Shannon no había cerrado aún la puerta cuando Javier se puso a hablar con Draco Angelis, a quien llamó por teléfono. Se sabía su número de memoria, aunque la relación que mantenían últimamente era más profesional que afectuosa.
–Supongo que has visto las noticias –dijo Draco.
–¿Cuándo ha sido? ¿Cómo es posible que nadie me informara? –quiso saber Javier.
–Tranquilízate, amigo. No te había llamado todavía porque estaba muy ocupado.
–¿Que me tranquilice? –exclamó Javier, indignado–. ¡Se supone que hay gente que se encarga de estas cosas! Si tú no me podías llamar, que me hubiera llamado otro. Sabes perfectamente que quiero saber todo lo que le pase a Carla Nardozzi.
–Sí, tienes razón, pero te aseguro que estaba a punto de llamarte –se excusó–. Te has adelantado por muy poco.
–Por el bien de nuestra relación, espero que estés diciendo la verdad.
Draco suspiró.
–¿A qué viene eso, Santino? Discúlpame, pero tu reacción me parece excesiva. ¿Hay algo que yo necesite saber?
Javier tuvo que hacer un esfuerzo para mantener la calma.
–¿Al margen del hecho de que he invertido varios millones de dólares en tu cliente y de que estoy a punto de invertir muchos más? –replicó–. ¿No crees que tenía derecho a saber que había sufrido un accidente? Me he tenido que enterar por los medios de comunicación…
–Está bien.
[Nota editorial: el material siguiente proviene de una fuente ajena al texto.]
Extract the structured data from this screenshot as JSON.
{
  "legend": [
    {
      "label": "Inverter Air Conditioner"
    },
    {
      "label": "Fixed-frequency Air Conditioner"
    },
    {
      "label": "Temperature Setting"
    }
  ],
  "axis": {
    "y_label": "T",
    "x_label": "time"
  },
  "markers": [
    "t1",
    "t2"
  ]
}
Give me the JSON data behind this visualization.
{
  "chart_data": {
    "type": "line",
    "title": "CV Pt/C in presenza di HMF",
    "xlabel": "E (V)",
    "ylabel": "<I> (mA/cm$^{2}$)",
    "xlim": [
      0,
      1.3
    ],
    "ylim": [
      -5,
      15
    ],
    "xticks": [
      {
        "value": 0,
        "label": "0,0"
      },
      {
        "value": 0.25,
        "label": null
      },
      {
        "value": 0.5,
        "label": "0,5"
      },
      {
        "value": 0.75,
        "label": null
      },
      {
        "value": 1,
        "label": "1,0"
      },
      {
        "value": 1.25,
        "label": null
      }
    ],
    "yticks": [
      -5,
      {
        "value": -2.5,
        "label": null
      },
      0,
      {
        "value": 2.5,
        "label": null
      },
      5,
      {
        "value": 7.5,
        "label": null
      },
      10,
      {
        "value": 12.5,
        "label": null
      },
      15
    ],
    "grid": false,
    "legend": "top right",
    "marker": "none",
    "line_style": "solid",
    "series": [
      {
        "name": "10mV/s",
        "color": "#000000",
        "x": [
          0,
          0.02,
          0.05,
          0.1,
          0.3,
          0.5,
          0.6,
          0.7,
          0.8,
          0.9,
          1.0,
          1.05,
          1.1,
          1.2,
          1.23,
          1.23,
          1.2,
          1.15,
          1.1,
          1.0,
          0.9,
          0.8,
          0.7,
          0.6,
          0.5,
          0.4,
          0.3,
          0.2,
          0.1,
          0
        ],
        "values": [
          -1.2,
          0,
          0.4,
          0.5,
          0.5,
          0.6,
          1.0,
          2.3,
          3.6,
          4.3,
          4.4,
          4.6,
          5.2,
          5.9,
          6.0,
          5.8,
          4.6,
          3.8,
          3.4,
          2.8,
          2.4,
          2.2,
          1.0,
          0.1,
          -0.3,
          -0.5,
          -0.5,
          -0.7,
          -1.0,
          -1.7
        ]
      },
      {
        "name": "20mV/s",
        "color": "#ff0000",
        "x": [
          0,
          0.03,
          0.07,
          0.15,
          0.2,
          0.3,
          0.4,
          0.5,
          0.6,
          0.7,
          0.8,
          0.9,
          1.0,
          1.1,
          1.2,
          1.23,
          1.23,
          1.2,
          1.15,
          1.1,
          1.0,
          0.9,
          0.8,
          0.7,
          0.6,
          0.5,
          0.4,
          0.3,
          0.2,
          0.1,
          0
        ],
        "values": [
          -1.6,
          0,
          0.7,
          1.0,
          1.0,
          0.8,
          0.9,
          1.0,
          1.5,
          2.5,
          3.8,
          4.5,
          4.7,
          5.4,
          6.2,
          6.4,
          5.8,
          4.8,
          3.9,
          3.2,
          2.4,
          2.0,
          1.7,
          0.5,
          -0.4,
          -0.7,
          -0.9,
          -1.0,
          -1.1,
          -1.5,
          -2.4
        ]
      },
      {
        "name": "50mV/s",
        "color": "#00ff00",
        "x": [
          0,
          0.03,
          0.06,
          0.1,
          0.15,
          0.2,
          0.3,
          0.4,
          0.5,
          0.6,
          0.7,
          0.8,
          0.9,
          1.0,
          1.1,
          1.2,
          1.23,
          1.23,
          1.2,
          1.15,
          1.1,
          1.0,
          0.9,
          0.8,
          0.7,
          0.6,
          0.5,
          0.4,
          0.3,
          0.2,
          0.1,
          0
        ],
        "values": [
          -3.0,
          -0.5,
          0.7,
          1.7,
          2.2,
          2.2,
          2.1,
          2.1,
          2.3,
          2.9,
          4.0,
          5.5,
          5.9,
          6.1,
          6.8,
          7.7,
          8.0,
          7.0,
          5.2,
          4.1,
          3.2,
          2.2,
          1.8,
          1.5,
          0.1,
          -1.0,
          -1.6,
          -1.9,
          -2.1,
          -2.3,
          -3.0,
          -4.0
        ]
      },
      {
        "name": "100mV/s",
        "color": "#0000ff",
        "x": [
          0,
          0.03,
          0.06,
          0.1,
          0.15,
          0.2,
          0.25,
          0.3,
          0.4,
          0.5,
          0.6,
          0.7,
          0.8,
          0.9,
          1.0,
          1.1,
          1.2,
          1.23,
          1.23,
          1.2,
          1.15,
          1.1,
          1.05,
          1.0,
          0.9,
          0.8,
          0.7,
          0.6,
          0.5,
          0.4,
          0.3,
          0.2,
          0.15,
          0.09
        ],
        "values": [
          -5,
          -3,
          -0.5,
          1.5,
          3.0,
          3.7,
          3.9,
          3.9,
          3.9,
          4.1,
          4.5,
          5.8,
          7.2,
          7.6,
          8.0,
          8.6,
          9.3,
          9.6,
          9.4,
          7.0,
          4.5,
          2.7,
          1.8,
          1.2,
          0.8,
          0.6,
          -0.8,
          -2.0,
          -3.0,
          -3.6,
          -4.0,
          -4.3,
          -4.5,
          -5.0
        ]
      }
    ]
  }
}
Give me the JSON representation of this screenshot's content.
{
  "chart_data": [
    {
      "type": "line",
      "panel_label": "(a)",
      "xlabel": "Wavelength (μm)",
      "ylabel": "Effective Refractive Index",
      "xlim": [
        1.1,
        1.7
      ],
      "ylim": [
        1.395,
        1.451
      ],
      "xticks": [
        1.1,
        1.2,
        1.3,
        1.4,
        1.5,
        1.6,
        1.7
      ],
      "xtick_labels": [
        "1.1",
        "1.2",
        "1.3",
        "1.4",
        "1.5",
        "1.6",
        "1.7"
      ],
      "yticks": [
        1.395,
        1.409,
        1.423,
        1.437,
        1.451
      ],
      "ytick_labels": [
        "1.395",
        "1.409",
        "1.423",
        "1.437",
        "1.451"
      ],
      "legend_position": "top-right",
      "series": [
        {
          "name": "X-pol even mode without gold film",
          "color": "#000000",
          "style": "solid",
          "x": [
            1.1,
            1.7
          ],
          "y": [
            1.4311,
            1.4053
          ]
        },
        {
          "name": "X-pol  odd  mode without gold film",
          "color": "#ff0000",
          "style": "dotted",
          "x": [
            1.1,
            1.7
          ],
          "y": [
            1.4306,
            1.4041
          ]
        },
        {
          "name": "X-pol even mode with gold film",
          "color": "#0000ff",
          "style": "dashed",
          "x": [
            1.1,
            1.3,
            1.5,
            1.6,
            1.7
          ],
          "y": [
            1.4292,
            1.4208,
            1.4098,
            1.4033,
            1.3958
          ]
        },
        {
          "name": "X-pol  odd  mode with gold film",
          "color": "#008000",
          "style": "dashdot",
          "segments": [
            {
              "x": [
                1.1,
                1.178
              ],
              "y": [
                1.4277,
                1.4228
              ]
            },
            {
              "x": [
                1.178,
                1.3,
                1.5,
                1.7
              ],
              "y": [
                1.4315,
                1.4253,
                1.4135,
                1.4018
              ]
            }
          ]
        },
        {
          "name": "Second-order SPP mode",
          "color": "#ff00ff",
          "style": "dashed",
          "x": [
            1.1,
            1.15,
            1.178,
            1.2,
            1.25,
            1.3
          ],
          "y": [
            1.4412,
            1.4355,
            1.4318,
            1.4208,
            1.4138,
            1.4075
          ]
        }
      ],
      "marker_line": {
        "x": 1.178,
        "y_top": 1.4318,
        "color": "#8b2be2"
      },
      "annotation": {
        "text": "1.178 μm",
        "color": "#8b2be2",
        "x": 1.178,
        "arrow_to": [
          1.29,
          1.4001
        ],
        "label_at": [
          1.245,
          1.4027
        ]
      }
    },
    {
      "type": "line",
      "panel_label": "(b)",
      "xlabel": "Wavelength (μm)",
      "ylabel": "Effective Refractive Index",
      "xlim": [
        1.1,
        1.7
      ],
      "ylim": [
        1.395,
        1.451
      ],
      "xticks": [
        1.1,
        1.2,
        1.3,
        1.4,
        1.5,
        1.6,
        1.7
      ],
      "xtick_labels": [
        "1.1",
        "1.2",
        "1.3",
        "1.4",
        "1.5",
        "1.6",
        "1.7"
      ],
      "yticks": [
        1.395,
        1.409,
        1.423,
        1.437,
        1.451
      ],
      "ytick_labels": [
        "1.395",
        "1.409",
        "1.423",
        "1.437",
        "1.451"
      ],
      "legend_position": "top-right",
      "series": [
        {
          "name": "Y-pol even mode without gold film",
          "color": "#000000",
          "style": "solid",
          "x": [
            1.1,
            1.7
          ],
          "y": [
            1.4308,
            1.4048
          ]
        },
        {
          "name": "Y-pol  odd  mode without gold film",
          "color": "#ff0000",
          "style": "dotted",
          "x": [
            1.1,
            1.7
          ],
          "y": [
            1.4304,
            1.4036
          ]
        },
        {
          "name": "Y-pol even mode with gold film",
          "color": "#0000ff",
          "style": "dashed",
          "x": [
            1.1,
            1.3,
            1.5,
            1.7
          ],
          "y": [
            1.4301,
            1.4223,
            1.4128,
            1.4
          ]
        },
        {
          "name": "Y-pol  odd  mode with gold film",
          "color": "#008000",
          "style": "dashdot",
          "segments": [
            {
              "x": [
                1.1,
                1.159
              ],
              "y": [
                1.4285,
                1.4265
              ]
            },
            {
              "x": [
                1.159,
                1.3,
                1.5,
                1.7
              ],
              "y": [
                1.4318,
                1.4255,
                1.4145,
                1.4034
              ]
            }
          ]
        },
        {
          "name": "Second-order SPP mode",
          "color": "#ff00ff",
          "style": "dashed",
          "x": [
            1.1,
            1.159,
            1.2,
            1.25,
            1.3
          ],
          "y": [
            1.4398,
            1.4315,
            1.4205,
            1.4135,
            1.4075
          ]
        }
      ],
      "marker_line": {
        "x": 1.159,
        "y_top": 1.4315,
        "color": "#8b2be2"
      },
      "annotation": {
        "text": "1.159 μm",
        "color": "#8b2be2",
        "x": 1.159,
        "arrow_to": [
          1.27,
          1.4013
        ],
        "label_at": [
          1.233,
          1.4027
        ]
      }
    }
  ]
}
Asumo el error –dijo Draco.
–¿Cuándo ha sido? –insistió Javier.
–¿El accidente? Fue ayer.
–¿Y el coma inducido?
–Anoche, aunque no es tan grave como parece. Se lo indujeron porque no estaban seguros de que no hubiera sufrido daños cerebrales –contestó Draco–. Ya está consciente, y los médicos dicen que se pondrá bien.
Javier se sintió inmensamente aliviado.
–Estaré en Roma dentro de poco, pero te agradecería que me mantuvieras informado sobre su evolución.
–¿Vienes a Roma? –preguntó Draco, sorprendido.
–Por supuesto que voy. He invertido demasiado dinero en esa mujer, y quiero asegurarme de que se recupera –dijo–. Te veré dentro de siete horas.
–Muy bien. Hasta entonces.
Javier cortó la comunicación, alcanzó su maletín y salió del despacho.